Prime Minister, Bruce Golding, has said that built into the 2008/09 budget, which will be tabled in Parliament on Thursday March 28, is a firm determination to reduce the fiscal deficit, even within the current constraints.
In an address to the nation last night, Mr. Golding said that persistent fiscal deficits, and fuel inflation, had eroded confidence and driven up interest rates and that the deficit in particular, has to be turned around, beginning now.
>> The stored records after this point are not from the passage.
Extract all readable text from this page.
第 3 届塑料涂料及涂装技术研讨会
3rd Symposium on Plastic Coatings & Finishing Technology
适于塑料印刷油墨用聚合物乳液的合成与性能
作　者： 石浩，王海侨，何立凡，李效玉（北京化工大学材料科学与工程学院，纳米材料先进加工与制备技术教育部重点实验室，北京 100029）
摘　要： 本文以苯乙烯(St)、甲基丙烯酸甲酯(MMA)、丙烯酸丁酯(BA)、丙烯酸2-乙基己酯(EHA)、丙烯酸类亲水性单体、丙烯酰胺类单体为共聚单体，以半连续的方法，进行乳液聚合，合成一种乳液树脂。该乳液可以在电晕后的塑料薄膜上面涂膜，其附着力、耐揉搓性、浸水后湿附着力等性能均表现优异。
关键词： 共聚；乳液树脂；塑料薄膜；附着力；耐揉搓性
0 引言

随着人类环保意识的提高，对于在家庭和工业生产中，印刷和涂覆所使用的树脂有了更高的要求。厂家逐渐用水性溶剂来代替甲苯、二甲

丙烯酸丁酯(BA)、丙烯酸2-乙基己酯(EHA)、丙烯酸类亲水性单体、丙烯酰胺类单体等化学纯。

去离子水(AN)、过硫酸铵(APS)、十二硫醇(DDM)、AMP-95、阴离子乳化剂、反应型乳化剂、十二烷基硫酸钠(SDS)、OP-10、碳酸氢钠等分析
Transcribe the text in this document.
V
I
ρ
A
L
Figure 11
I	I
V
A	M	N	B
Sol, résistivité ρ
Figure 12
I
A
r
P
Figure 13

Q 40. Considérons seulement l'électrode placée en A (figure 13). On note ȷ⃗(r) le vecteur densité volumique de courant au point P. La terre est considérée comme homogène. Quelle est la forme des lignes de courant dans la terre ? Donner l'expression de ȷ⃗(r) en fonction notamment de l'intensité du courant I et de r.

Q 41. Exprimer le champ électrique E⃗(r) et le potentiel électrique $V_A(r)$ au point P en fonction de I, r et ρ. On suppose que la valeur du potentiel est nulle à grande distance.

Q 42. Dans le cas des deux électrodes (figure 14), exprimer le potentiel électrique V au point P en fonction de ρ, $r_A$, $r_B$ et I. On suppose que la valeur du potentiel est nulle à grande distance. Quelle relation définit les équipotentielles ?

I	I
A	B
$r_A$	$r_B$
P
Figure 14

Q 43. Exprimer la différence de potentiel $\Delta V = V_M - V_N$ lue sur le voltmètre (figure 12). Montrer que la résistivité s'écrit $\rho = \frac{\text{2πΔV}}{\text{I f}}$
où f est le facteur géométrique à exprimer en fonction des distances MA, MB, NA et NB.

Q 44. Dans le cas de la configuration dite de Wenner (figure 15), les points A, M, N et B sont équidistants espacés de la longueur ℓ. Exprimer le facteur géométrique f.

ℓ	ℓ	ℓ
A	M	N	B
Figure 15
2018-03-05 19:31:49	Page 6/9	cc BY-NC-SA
“It is a budget that is designed to reinforce hope based on a firm understanding of where we are, a clear vision as to where we want to go and a roadmap as to how to get there. Even in these tough times – indeed, especially because of these tough times – we must make a fresh start to develop the capacity of our people to produce the means of our own subsistence, to work hard and to enjoy the fruits of our labour,” he stated.
Mr. Golding explained that the problem that the country now faces with rising oil and food prices is not unique to Jamaica, as “the economy is caught in the middle of a global economic cyclone that is battering even countries with strong economies.”
“It is hitting us very hard in Jamaica because all the oil we use for energy and much of the food we eat are imported. The prices of oil, corn and wheat have doubled since last year this time because as the price of oil climbs, it pulls grain prices with it, since some of the grain that used to make food is now being used to make fuel. It is a vicious cycle that has thrown the entire world economy into a tailspin,” he said.
Despite the subsidies that have been put in place, the Prime Minister noted, prices continue to go up, and have significantly impacted the poor. “Everyone is feeling it, especially the poor, the unemployed and the low wage earners. I worry about the poor. I think of that mother, who has to stretch that hard-earned dollar to make sure that her children have something to eat. I know how hard it is,” he told the nation.
“As we muscle up to tackle the difficulties facing us this year and the uncertainties to which we are so nakedly exposed, we must begin to address, in a serious way, our deficiencies and vulnerabilities. We import too much and export too little, we produce too little and borrow too pay for what we don’t produce. We have been like this for too long,” he stated.
The Prime Minister said the country must be more proactive, “as for too long, the need for energy and food security had been ignored. We have to get real and we will have to make real changes, using precious energy more efficiently and growing food more productively.”
“We must shed burdens that we shouldn’t have to bear, burdens that the taxpayers can no longer afford to bear, and we must eliminate waste and root out corruption, so that our resources can be spent where they can be more productive,” Mr. Golding told the nation.
He said that while he takes no comfort in the fact that countries around the world are wrestling with similar problems, the society must rise to these challenges with courage and resourcefulness.
This year, he said, “we must make major strides in resolving the issue of how we govern ourselves and how we are prepared to allow ourselves to be governed. We must build a platform on which we can work together because, especially in times like these, we can achieve so much more if we pull together rather than pull apart”.